Heh, you should not expect Verizon, a provider that in the aggregate sends
much spam due to their poor control of their own network, to trumpet the
brokenness of their own anti-spam measures.

That brokenness is inherent, and is exacerbated by Verizon's attempts being
assymetric in IP space as well as in email address space.  Their assymetry
neatly dodges reciprocal whitelists, in both IP space and email address
space.

Given the spam DoS load that Verizon's networks present to our servers, we
necessarily have Verizon's domain and networks blocklisted, except for
specific addresses our users have individually whitelisted.  Given
Verizon's demonstrated lack of control of their own network, that is a
reasonable and prudent anti-spam measure.

Furthermore, when one of our users sends mail to Verizon, we can set up
additional reciprocal whitelists to allow replies from both the destination
network and the destination email address.  Sadly for Verizon, their
misguided attempt at sender address verification dodges both.

Rather than attempting their "verification" from the same network as the
destination MX, they connect from an entirely different network, thus
missing the whitelisting.

Worse, rather than using the original recipient's email address as the MAIL
FROM in their verification attempt, they pick something nonsensical and
spammer-like, missing that whitelisting as well.

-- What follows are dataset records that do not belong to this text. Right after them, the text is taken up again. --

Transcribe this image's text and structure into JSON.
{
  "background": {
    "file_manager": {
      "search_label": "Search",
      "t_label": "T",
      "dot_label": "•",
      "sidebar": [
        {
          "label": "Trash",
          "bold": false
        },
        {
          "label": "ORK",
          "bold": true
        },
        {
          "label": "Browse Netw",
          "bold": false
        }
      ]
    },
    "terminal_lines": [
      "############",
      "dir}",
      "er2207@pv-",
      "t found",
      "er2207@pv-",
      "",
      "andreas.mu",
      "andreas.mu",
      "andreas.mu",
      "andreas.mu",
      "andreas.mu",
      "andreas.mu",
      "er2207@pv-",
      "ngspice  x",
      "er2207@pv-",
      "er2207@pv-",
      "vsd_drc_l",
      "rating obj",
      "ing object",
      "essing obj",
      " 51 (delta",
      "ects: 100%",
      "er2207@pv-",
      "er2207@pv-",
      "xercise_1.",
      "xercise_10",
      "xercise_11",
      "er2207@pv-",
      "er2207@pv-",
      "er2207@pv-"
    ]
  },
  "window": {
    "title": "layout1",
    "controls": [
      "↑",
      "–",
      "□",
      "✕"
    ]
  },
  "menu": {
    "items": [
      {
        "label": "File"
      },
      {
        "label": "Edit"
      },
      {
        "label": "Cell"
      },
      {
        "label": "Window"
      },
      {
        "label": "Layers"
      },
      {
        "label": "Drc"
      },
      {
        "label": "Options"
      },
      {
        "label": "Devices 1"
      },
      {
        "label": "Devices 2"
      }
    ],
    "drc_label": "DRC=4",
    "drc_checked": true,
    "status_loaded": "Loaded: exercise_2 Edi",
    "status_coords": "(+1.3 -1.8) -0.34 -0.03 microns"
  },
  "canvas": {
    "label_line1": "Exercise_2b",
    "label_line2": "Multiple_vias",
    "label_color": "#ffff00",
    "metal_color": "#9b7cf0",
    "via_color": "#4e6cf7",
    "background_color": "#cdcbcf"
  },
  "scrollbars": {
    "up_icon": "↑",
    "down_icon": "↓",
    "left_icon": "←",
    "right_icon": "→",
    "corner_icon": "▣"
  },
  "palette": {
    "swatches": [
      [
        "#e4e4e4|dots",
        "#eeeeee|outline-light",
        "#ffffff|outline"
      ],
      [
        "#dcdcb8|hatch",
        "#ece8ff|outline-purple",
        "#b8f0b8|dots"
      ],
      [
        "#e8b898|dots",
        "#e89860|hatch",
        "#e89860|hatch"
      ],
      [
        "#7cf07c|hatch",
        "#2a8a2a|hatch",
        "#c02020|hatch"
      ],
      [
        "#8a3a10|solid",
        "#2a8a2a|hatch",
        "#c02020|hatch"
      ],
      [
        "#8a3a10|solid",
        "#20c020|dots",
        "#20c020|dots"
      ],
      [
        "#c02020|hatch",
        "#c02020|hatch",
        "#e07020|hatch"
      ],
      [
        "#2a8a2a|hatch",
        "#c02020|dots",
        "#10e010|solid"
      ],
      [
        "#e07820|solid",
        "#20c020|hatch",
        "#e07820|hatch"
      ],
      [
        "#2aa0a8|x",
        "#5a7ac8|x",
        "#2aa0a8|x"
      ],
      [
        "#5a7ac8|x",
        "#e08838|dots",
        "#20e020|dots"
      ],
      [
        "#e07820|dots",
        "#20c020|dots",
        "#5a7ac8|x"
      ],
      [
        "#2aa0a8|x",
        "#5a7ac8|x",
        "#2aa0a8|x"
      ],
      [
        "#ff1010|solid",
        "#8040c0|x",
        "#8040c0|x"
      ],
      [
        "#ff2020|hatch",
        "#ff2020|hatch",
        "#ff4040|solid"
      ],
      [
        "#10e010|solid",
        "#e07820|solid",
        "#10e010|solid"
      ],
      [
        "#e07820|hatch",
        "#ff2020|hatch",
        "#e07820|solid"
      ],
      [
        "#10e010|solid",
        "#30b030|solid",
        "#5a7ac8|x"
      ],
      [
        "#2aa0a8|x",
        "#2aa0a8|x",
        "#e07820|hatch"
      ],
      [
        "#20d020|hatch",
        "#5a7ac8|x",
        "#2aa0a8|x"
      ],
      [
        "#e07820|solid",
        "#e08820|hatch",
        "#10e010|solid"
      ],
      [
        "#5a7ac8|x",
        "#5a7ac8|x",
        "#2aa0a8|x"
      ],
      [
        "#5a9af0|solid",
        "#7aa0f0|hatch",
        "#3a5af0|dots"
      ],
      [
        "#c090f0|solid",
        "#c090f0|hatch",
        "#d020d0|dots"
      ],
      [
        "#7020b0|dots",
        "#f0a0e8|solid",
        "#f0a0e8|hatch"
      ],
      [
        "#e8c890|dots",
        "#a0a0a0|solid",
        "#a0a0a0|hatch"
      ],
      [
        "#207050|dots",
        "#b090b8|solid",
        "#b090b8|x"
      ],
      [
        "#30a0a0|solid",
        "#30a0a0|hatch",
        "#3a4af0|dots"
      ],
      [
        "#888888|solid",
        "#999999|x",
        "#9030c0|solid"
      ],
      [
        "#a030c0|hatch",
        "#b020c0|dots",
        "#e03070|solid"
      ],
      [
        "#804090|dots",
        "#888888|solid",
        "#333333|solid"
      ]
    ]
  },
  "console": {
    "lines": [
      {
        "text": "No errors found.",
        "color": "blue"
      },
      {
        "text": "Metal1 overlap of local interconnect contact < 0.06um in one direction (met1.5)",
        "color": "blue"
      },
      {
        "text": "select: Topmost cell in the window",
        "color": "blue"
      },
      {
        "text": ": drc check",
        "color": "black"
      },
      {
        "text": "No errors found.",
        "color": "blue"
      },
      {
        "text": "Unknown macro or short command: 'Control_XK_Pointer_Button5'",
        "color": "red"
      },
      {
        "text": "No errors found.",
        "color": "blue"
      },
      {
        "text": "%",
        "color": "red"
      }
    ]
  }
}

Add in their attempts to "verify" forged sender addresses, and they have an
even bigger problem.  They're constantly making unsolicited
address-guessing connections to our servers.

So, in essence, Verizon is not doing sender address verification.  They're
instead attempting what looks like nothing more than a dictionary attack
against our servers.

After a certain number of bogus address attempts, this escalates their
blocklist entries to the firewall, by design trumping all whitelisting they
might otherwise have been granted.

The end result is they have, by design or incompetence, totally shut down
mail to their users from those not-spam networks who have to generally
block address-guessing attacks and the ongoing spam load emanating from
Verizon's networks.


Have there been any BCP or equivalent on email address verification? I
haven't easily found any.



The BCP is:  Don't try to do sender address verification.  You almost
certainly can't do it right.

Even if you don't make Verizon's very braindead mistakes, you can't connect
out-of-band from the original SMTP connection and hope to retain or
regenerate enough state to tell whether a given FROM and TO pair of IPs and
email addresses will work symmetrically.